Atwood L D, Slifer S H
Division of Epidemiology, School of Public Health, University of Minnesota, Minneapolis 55454-1015, USA.
Genet Epidemiol. 1997;14(6):755-60. doi: 10.1002/(SICI)1098-2272(1997)14:6<755::AID-GEPI32>3.0.CO;2-N.
Complex parametric segregation and linkage analysis was performed on the simulated quantitative trait Q1 for all 200 replicates of the nuclear families data set.
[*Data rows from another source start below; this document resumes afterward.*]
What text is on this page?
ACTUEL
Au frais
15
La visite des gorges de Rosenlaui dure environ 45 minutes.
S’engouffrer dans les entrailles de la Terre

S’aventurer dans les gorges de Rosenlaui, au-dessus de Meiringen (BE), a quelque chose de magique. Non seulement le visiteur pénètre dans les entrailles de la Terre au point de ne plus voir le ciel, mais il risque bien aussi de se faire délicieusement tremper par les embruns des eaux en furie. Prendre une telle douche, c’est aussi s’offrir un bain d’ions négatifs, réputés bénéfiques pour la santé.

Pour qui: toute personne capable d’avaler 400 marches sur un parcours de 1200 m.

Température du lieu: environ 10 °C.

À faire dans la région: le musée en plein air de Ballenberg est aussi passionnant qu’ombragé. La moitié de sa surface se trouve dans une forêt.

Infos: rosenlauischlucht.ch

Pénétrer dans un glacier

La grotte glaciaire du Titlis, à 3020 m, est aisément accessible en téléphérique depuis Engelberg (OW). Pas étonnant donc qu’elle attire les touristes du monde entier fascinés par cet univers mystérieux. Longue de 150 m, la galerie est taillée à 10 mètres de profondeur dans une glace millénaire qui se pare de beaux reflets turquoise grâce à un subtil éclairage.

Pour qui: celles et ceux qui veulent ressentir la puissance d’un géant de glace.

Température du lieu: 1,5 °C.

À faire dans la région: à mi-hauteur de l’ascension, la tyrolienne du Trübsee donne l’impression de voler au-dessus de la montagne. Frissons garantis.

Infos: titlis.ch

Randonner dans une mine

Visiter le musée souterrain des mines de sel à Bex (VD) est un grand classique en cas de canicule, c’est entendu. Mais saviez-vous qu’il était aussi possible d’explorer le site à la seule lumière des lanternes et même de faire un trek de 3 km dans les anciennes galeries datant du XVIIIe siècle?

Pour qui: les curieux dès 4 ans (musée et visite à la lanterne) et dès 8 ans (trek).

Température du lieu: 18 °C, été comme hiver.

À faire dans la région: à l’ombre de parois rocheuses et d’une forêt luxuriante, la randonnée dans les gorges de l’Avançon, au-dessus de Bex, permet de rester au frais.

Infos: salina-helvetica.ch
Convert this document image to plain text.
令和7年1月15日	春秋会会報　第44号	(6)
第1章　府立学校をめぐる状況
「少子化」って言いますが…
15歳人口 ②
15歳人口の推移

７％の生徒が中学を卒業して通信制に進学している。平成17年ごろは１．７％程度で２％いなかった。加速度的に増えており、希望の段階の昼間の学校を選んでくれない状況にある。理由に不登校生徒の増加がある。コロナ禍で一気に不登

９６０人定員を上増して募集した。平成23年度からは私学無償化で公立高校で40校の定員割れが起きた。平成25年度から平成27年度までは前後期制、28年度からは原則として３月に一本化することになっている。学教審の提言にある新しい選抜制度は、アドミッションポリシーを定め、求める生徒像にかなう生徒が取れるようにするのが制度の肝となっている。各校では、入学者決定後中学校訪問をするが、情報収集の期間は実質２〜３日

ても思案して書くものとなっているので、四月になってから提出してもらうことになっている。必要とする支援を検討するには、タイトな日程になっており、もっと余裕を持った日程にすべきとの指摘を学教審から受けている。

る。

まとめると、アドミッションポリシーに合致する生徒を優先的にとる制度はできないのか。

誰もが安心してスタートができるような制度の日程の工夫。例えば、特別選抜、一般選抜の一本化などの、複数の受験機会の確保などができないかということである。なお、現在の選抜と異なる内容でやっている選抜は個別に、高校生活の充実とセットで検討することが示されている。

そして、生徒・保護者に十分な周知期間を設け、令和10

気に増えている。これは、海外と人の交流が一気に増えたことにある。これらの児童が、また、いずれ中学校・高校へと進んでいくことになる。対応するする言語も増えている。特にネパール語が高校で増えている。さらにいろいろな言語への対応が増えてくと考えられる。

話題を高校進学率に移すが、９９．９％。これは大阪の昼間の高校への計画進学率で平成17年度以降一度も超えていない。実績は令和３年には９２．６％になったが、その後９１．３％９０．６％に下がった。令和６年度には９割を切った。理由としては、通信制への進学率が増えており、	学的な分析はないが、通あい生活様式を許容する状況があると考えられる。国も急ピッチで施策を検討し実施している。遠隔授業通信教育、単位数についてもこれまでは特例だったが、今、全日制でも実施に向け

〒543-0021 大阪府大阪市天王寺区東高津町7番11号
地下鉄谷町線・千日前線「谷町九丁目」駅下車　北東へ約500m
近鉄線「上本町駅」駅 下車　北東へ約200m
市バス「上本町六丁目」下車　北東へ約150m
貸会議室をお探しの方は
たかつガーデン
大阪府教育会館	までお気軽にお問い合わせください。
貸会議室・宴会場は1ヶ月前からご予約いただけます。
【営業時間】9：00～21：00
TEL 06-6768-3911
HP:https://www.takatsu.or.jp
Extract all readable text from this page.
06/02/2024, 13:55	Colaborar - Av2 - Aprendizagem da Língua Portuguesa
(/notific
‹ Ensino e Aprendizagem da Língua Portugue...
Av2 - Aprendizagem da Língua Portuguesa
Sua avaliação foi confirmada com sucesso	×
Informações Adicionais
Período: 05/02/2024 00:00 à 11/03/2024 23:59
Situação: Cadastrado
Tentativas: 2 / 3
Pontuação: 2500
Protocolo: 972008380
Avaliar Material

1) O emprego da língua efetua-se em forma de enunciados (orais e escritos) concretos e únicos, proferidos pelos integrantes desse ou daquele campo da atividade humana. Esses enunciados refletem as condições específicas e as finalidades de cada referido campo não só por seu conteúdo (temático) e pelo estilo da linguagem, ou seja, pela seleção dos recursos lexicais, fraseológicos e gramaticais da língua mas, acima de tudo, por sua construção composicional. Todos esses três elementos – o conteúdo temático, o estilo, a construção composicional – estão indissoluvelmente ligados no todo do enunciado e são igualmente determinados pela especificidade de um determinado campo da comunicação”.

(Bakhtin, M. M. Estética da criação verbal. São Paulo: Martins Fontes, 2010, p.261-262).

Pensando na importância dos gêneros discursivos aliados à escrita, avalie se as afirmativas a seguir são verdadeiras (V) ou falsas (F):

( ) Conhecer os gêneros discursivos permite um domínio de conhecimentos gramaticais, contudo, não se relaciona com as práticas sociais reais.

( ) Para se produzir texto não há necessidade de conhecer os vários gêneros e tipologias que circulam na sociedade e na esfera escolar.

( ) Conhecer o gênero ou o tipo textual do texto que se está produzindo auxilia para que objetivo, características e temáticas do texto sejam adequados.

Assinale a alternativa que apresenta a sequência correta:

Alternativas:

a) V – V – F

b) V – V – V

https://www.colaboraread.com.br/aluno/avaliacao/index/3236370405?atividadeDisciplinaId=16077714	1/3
The segregation analysis inferred a major gene in 46% of the replicates. Among all replicates, including those that rejected a major gene, the power to detect suggestive linkage to any of three loci affecting Q1 was 0.600 and the false positive rate was 0.002. Among the replicates where a major gene was found, the power to detect suggestive linkage was 0.652 and the false positive rate was also 0.002. Thus, for purposes of linkage to this complex trait, a prior segregation then linkage analysis approach located a gene in 30% of all replicates, whereas a linkage only approach located a gene in 60% of all replicates.
对核心家系数据集的所有200次重复模拟定量性状Q1进行了复杂的参数分离和连锁分析。分离分析在46%的重复中推断出一个主基因。在所有重复中,包括那些拒绝主基因的重复,检测与影响Q1的三个位点中任何一个的暗示性连锁的能力为0.600,假阳性率为0.002。在发现主基因的重复中,检测暗示性连锁的能力为0.652,假阳性率也为0.002。因此,对于与这种复杂性状的连锁分析,先进行分离然后进行连锁分析的方法在所有重复的30%中定位到了一个基因,而仅进行连锁分析的方法在所有重复的60%中定位到了一个基因。